In Victorian times the house was enlarged by railway baron Edward Betts, and in the First World War served as a hospital for shell-shocked soldiers. It became part of the NHS but was bought in 2012 by Weston Homes after a period lying empty. Bob Weston unleashed an army of craftspeople to restore the mansion and create 36 luxurious one- to four-bedroom apartments with double-height mezzanine spaces, and new villas in the grounds carved from stables and an orangery.
The three-storey great hall with its original oak staircase, gallery and glass cupola has become a communal space for residents. English Heritage will not accept “false history”, so anything reinstated must be as true to the original as possible. Weston Homes brought back into use a network of Tudor tunnels and wine cellars.
Two stone lions, sculpted in 1838 and later stolen from the estate, have been returned to their plinths at the entrance to the house, while a restored Versailles-style stone fountain with four mermaids is the focal point of the 2.5-acre grounds.
A two-bedroom show flat is open for viewing. Prices start at £190,000 and rise to £700,000, with completion due this summer. Call 01279 873 333.
Arts & crafts prize: King Edward VII Estate
Heritage specialist City & Country understands this niche market better than most, taking on challenging restoration projects such as dilapidated Victorian asylums. As its name suggests, the company brings back the beauty of the original structure and adds metropolitan design glamour.Chief executive Tim Sargeant works closely with heritage organisations to return buildings to use.
King Edward VII Estate, near Midhurst in West Sussex, lies within the South Downs National Park. Built in 1901 as a tuberculosis hospital, it has been hailed as an Arts & Crafts masterpiece and includes a Grade II*-listed chapel with prized stained-glass windows that is due to become a café and shop for residents when the 162-home project is complete later this year.
The listed grounds, originally planted by famed horticulturalist Gertrude Jekyll, are an early example of ”therapeutic gardens”, linking with the buildings and the wider landscape. Five miles of footpaths are being created through the estate’s mature oak woodland and heath. Residents will also have a swimming pool and gym.
Trains to Victoria take just under an hour. The first homes go on sale in March, with prices from £195,000 to £995,000. To register, call 01730 817979.

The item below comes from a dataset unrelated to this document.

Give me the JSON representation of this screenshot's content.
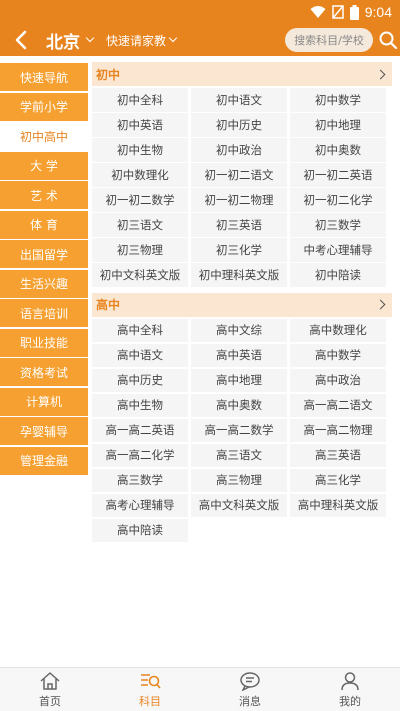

Other City & Country projects include The General, Bristol, a former hospital being converted into 206 homes priced from £285,000 and The Galleries in Brentwood, Essex, another hospital restoration, includes stunning loft-style spaces. Prices from £420,000.
Georgian grandeur: Woolley Hall
David Simpson is managing director of developer Millgate. He and his team are recreating Woolley Hall, a grand Georgian mansion near Littlewick Green, a few miles from Maidenhead station, which is 24 miles from London and soon to be Crossrail-linked. The listed estate dates from 1780 and is set in 24 acres of woodland. Six grand apartments, up to 3,700sq ft, are being created in the main house with original wood panelling and fireplaces, ornate plasterwork and stained-glass windows. Prices from £825,000.
Five new houses, from £3.1 million, are being built in the gated grounds, plus mews houses and homes in a restored stable block. Call 01628 674234.
A grand old Edwardian: Royal Connaught Park
Royal Connaught Park in Bushey, Hertfordshire, is set in 100 acres of parkland and was originally the Royal Masonic School for Boys. The architecture is grand Edwardian and it doubled as Hogwarts school in some scenes in the Harry Potter film franchise.
New homes have been created from the school’s ancillary buildings, which have big windows, vaulted ceilings, ornate stonework, wooden beams and plaster cornicing. Prices range from £429,950 to £2.79 million. Call 01923 222292. There is a gym, swimming pool for residents and a free shuttle bus to Bushey station, from where the fastest trains to Euston take 18 minutes.